Он пошарил в изголовье кровати и набросил на нее простыню.

— По крайней мере, не старше Лоренцо. А ему чуть более сорока.

Она подтянула под щеку подушку.

— Я гораздо старше его.

Глаза Эстасии начинали слипаться.

— Правда? — сонно пробомотала она.

Он улыбнулся.

— Спи, дорогая. Небо светлеет.

Ракоци поднялся и погасил свечи. Мягкий белесый сумрак висел за окном. Скоро в полях затенькают птицы.

— Ты ведь не бросишь меня, Франческо? Скажи, что придешь опять.

Он покачал головой. Даже объятая сном, Эстасия не оставляла попыток накинуть на него свои путы.

— Если ты этого хочешь.

— Да, я хочу… очень хочу…

Ее голос прервался. Окно бесшумно раскрылось.

И через секунду закрылось опять.

Спаленку спящей донны окутала тишина.

Письмо Лоренцо ди Пьеро де Медичи монаху-августинцу фра Мариано.

Поднимаясь по парадной лестнице, Руджиеро остановился, чтобы посмотреть, как столяры укрепляют последнюю резную панель. Свет, идущий от ламп с отражателями из полированного металла, придавал дереву благородный медный оттенок.

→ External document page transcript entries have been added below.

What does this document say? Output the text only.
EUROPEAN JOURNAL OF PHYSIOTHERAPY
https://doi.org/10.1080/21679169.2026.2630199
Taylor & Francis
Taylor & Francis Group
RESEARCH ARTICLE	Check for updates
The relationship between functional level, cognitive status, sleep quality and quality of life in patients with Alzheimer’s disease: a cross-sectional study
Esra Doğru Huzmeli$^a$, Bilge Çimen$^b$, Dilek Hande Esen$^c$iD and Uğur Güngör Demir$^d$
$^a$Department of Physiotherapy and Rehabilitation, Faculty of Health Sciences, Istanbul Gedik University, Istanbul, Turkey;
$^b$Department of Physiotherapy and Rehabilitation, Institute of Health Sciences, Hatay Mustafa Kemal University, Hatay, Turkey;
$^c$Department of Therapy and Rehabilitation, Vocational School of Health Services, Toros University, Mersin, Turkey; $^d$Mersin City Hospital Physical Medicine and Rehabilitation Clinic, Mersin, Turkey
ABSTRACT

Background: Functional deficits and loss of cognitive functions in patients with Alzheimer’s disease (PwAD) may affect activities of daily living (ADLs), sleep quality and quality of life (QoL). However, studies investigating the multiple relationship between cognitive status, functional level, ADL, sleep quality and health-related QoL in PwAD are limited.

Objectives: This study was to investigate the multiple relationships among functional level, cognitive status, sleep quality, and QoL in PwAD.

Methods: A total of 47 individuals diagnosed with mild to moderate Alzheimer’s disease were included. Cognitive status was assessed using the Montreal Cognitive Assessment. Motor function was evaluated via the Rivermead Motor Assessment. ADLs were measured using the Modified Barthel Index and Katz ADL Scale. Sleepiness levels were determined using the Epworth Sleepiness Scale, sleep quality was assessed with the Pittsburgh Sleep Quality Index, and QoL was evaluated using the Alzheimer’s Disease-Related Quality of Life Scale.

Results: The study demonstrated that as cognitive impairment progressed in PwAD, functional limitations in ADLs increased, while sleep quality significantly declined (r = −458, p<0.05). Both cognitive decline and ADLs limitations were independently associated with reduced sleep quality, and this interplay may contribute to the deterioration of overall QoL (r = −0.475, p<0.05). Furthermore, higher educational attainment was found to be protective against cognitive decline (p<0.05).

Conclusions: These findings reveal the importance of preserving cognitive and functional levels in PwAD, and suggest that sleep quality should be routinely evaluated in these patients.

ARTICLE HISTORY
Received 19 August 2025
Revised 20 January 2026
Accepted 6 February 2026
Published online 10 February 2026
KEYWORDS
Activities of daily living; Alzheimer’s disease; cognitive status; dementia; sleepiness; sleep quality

— Превосходно! Патрон будет доволен! — Руджиеро провел по панелям рукой и украдкой надавил на одну из них, чтобы убедиться, что дверь, спрятанная под нею, не откроется от простого нажима.

Теобальдо, главный среди столяров, подошел к нему и встал рядом.

— Твой господин очень щедр. Если мы закончим все к Рождеству, каждому из нас обещана премия в четыре флорина. Золотом! — Он рассмеялся, — Ради этого мы готовы обшить и лоджию.

— В ней еще нужно сделать беседку, — напомнил ему Руджиеро, пряча улыбку. — Хозяин на вас надеется.

— Он может полностью на нас положиться.

Теобальдо покосился на коричневое холщовое рубище домоправителя, подпоясанное широким ремнем. Он недолюбливал чужеземцев и потому прибавил:

— В других краях вам не удалось бы построиться так скоро и хорошо. Но мы во Флоренции, а в мире нет лучших искусников, чем флорентийцы.

Руджиеро, видевший храмы Китая и Бирмы, кивнул.

— Согласен.

Впрочем, Теобальдо сделалось неловко от своего хвастовства, и он после паузы счел нужным сказать:

— Вообще-то, не всякий хозяин бывает столь щедр.

— Не всякий, — снова кивнул Руджиеро. — Я служу ему много лет и готов служить еще долгие годы.

Это было уже чересчур. Теобальдо презирал раболепие. Он скривился и качнул головой.

— Твой хозяин — человек необычный, никто не спорит. Однако я, например, никому не позволил бы собой помыкать.

Раздвинув губы в дерзкой усмешке, столяр ждал, что скажет слуга.

— Ты меня неправильно понял, — медленно произнес Руджиеро.